Engineers from ABB Industrial Systems, who spent 200 man-years and $33 million developing the ACS 1000 drive, believe it could change the way industry views the medium-voltage drive. "It gives all kinds of advantages over previous systems in terms of reliability, package size, and performance," notes Jim Nash, principal engineer for ABB Industrial Systems, Inc. The smallest of the ACS 1000 drives measures just under 10 ft in length, compared to 13 ft, 25 ft, and 33 ft for competing systems. The ACS 1000 also uses far fewer components than previous systems, which translates to greater reliability.

The key to this technological leap was the development of a power switching device that offers faster switching and low power loss. Known as the Integrated Gate Commutated Thyristor (IGCT), this silicon-based device makes it easier to switch up to 10 MW of power at medium voltages. "We liken this to the quest for the Holy Grail in power electronics," notes Eric Carroll, industry business segment manager for ABB Semiconductors AG, Switzerland. "It may not be the perfect switch, but it has taken us very close to that goal."

Silicon-based switches similar to the IGCT have long been used to control electrical motor speed. Up to now, however, the power silicon switches have had difficulty switching megawatts of electricity at medium voltages (2.3 to 6.9 kV). The two most prominent of those, Gate Turn-Off thyristors (GTOs) and Integrated Gate Bipolar Transistors (IGBTs), have exhibited different shortcomings. GTOs have proven to be comparatively slow, while IGBTs showed larger switching losses.
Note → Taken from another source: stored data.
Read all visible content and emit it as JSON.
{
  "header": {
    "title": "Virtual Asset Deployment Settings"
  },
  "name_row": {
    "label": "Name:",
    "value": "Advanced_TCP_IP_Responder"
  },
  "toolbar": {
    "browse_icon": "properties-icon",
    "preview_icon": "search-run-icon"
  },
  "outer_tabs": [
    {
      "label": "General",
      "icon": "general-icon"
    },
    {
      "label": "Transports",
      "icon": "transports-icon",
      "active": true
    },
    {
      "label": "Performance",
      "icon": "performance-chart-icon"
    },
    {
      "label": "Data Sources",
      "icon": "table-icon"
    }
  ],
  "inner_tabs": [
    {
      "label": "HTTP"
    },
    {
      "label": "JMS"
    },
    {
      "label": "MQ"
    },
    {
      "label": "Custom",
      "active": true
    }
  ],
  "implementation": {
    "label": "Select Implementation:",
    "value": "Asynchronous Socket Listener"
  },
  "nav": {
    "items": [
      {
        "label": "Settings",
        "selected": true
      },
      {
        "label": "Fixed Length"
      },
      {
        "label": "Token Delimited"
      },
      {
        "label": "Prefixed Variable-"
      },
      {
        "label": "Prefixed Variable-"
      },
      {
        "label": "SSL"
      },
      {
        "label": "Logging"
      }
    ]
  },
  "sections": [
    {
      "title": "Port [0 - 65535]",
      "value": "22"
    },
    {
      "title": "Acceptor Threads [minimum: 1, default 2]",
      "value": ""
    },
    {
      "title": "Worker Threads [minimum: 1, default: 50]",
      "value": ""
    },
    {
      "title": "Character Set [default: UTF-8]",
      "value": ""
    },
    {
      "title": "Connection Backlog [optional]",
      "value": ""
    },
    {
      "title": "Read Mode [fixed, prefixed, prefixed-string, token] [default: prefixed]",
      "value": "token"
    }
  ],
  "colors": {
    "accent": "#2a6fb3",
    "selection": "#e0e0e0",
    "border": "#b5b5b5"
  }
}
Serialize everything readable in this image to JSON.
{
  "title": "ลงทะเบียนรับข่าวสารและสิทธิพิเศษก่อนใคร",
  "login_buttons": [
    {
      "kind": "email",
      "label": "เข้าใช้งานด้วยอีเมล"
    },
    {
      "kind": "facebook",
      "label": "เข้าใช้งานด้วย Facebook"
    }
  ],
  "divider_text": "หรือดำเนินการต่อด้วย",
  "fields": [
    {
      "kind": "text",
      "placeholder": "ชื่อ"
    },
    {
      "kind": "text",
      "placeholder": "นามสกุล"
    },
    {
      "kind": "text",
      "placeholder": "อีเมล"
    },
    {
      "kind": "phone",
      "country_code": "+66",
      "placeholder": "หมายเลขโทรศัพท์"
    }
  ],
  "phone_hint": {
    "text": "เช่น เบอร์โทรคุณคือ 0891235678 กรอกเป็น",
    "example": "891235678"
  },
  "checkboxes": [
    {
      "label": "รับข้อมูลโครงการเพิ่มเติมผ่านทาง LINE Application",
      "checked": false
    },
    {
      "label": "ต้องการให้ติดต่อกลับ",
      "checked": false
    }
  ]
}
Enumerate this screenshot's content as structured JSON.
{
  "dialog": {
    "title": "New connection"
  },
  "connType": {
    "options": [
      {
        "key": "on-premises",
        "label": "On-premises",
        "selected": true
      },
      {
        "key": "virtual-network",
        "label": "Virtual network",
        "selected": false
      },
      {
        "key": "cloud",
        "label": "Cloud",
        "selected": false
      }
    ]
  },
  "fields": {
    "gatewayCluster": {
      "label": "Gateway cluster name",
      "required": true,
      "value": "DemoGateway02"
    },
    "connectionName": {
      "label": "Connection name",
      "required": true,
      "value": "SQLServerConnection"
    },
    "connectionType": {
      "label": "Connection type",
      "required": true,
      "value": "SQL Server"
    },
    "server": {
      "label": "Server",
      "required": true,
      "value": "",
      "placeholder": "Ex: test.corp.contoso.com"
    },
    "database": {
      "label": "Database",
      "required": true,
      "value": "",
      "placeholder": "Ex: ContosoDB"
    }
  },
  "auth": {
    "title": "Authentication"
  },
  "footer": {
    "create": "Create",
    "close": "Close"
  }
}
With the introduction of the IGCT, however, ABB engineers say they have licked those problems. They have employed a low-inductance gate unit to turn a low-loss conducting thyristor into a fast-switching transistor just prior to turn-off. By doing so, they reduced the thickness of the silicon wafer on which the device is fabricated. This permits the device's diode and switch to be fabricated on the same wafer, limiting the parts count and system cost. Result: Low-loss switching can occur at the device level.

In the development of the ACS 1000, the device's unique characteristics enabled designers to eliminate the need for so-called "snubbers," which are often used in conjunction with GTOs. Because snubbers are employed to compensate for non-uniform switching characteristics, and because the IGCT offers uniform switching characteristics, the ACS 1000 needed no snubbers.

Additionally, IGCT technology cut construction costs through thinner silicon wafer design and simplified power circuitry. It also vastly reduced the system's part count by enabling ABB engineers to build the medium-voltage drive using only 12 IGCTs. In contrast, competing medium-voltage drives employ as many as 60 IGBTs. More recently, one system has used 24 IGBTs, but up to now, no medium-voltage drive has employed as few as 12 power-switching devices.